Jack Blum is an associate in the firm’s Employment Disputes, Litigation, and Arbitration practice, where he represents employers in connection with a wide range of employment law issues. Jack has extensive experience in defending employers against claims by their employees in federal and state courts, as well as before government agencies like the EEOC, Department of Labor, and state human rights commissions. Jack aggressively defends his client’s personnel practices and decisions while not losing sight of their underlying business goals and objectives. Jack represents clients in all aspects of complex employment litigation and has advised and defended employer clients regarding a wide variety of employee claims, including:

• Employment discrimination, harassment, and retaliation
• Wage and hour
• Employment contract disputes
• Independent contractor/employee misclassification audits 
• Tort claims arising out of the employment relationship

Jack also has extensive experience representing parties in litigation arising from employee mobility, including claims involving non-competition, non-solicitation, and confidentiality agreements as well as the misappropriation of trade secrets. Significantly, Jack has experience in both prosecuting and defending these claims and is, therefore, able to offer clients a well-rounded assessment of their options and courses of action. Jack also has experience redressing employee data breaches under the Computer Fraud and Abuse Act.
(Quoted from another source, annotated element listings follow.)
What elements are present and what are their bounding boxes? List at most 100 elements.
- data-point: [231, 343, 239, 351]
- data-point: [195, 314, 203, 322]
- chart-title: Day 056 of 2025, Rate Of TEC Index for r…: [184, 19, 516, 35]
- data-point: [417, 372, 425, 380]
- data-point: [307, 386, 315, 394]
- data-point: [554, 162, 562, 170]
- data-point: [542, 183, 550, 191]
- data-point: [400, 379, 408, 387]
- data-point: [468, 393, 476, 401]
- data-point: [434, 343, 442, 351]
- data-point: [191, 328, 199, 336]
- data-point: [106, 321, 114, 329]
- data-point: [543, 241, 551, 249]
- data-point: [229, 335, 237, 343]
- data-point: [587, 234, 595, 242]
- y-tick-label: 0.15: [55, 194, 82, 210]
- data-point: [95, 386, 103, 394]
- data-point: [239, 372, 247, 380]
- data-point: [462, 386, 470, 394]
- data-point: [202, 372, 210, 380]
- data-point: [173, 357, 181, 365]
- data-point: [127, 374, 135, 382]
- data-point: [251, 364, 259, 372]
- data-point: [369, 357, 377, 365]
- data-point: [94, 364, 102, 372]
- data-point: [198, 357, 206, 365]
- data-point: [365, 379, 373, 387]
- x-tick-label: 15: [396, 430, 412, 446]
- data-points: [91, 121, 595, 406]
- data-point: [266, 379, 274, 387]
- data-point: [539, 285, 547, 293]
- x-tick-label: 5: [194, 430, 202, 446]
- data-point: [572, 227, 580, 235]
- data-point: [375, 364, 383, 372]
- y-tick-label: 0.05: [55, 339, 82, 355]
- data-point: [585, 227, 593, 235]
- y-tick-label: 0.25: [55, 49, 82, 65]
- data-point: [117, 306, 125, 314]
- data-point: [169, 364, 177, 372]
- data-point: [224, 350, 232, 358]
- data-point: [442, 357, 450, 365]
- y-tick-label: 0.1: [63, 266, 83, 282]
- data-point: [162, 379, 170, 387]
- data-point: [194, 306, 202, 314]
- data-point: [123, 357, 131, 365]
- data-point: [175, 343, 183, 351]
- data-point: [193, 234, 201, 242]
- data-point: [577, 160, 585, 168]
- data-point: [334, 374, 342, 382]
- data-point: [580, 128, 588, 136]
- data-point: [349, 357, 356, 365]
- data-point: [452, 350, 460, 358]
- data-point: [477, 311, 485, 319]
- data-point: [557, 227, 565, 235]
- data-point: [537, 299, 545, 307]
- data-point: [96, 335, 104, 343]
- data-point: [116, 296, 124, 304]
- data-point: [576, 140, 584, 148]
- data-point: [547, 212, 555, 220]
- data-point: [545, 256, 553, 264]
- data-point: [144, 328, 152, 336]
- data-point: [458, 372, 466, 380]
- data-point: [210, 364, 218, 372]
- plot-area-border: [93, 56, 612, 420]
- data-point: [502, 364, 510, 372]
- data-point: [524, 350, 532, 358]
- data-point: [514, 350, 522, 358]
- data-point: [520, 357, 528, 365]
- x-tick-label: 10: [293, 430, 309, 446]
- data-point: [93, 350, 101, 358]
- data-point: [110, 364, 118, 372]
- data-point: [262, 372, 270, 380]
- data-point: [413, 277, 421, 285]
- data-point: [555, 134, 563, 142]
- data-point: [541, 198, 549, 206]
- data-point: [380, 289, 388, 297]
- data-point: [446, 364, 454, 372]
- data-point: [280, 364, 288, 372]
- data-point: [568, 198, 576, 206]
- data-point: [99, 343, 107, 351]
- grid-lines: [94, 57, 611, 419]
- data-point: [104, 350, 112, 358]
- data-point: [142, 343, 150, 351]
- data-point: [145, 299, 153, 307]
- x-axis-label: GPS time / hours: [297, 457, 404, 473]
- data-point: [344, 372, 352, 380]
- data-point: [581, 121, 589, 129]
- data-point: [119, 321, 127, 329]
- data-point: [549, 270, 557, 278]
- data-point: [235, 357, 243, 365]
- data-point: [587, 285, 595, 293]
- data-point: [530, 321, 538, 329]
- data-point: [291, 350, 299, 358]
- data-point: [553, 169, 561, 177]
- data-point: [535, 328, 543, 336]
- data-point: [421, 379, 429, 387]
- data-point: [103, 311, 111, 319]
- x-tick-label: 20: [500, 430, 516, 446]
Jack also has a background in employment counseling, where he has worked closely with in-house counsel, human resources personnel, and business executives to craft personnel policies that meet the client’s business requirements while complying with applicable laws. Jack has particular experience in assisting clients with issues relating to employee/independent contractor classifications, and regularly advises clients regarding the defensibility of classifications, drafts independent contractor agreements to provide the strongest possible arguments in support of the classification, and defends misclassification claims asserted by employees and government agencies. Jack also walks clients through sensitive personnel actions to reduce the potential for litigation or at least best position the client in the event that litigation is inevitable. Jack draws heavily upon this counseling experience in representing clients in litigation.

During law school, Jack served as a legal intern in the U.S. Securities and Exchange Commission’s Office of the Inspector General where he contributed to several high-profile internal investigations, and also interned with the Maryland Attorney General’s Office.